Pero los dos primeros discípulos permanecen un tanto atónitos, no han oído que después de las palabras «coge este cuenco» ha añadido «y ve a mendigar». Tan sólo ven moverse los labios del maestro, pero ni el uno ni el otro consiguen recoger su enseñanza. Alargan la mano al mismo tiempo para apoderarse del cuenco de las ofrendas y ninguno quiere soltarlo. El cuenco acaba rompiéndose. Los dos hombres se quedan estupefactos de la impresión. Comprenden cuál era la intención del maestro, pero no se atreven a dirigirle la palabra. Únicamente el viejo monje ha tomado conciencia de que el templo caerá un día en ruinas. Incapaz de soportarlo más, cierra los ojos y, sentado, hace el vacío en su interior, sobre su asiento en forma de flor de loto, cruzado de manos. Concentra su atención sobre el punto «puerta de la vida» y, por propia voluntad, pone fin a su existencia.

Dices que la campana y el tambor resuenan en la sala de las sutras y también afuera. En el interior, los monjes recitan al unísono unas oraciones que se propagan hasta el patio. Allí la multitud de monjes las repite a coro hasta las tres salas y las dos alas laterales, luego hasta el exterior del templo donde se concentran los fieles con sus palanquines, asnos y caballos. Los fieles que no han podido acceder al edificio no quieren quedarse al margen y vociferan a voz en grito el nombre de Buda Amithaba con tanta fuerza que se les oye incluso desde el interior del templo.

Los monjes levantan la gran urna sellada donde ha sido colocado el viejo monje en estado de beatitud, escoltado de sagradas banderolas de bordados brocados, franco está el camino para los dos primeros discípulos que agitan los espantamoscas y asperjan aguardiente para purificar almas y cuerpos, y cada vez es mayor la masa de los fieles que se precipita en el interior del templo para tener la dicha de contemplar la figura mortuoria del gran maestro. Quienes alcanzan a verle exclaman: «¡Misericordia!» y los que no lo consiguen se hallan en el colmo de la excitación, con la cabeza levantada se apretujan de puntillas, perdiendo su sombrero y sus zapatos, derribando los pebeteros, indiferentes al carácter solemne del lugar.
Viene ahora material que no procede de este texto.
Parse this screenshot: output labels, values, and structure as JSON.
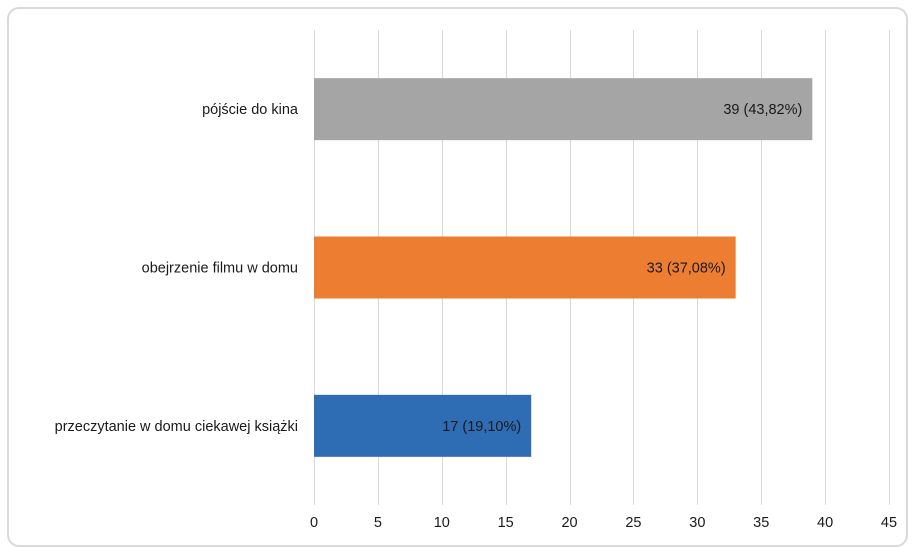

Una vez sellada la tapa de la urna, ésta es instalada sobre una pira delante del templo del Gran Tesoro, y a continuación, antes de encender el fuego, da comienzo una sesión de lectura de sutras con miras a la liberación del alma, no es posible el menor error en el ceremonial, resultaría inconcebible la menor negligencia, pero ningún templo podría contener a decenas de miles de personas apretujándose y empujándose, ni los mozos más fuertes podrían resistir la oleada de la muchedumbre, las gentes zarandeadas y pisoteadas lanzan gritos de dolor. Nadie sabría decir dónde se inició el fuego, ni cuántas víctimas perecieron quemadas o aplastadas, si hubo más muertos por ahogamiento o abrasados, de todas formas el fuego duró por espacio de tres días y tres noches antes de que el Señor de las alturas se apiadara, dejando caer por fin una lluvia bienhechora que no dejó más que una extensión de ruinas y de estelas rotas, objetos de estudio para las generaciones venideras.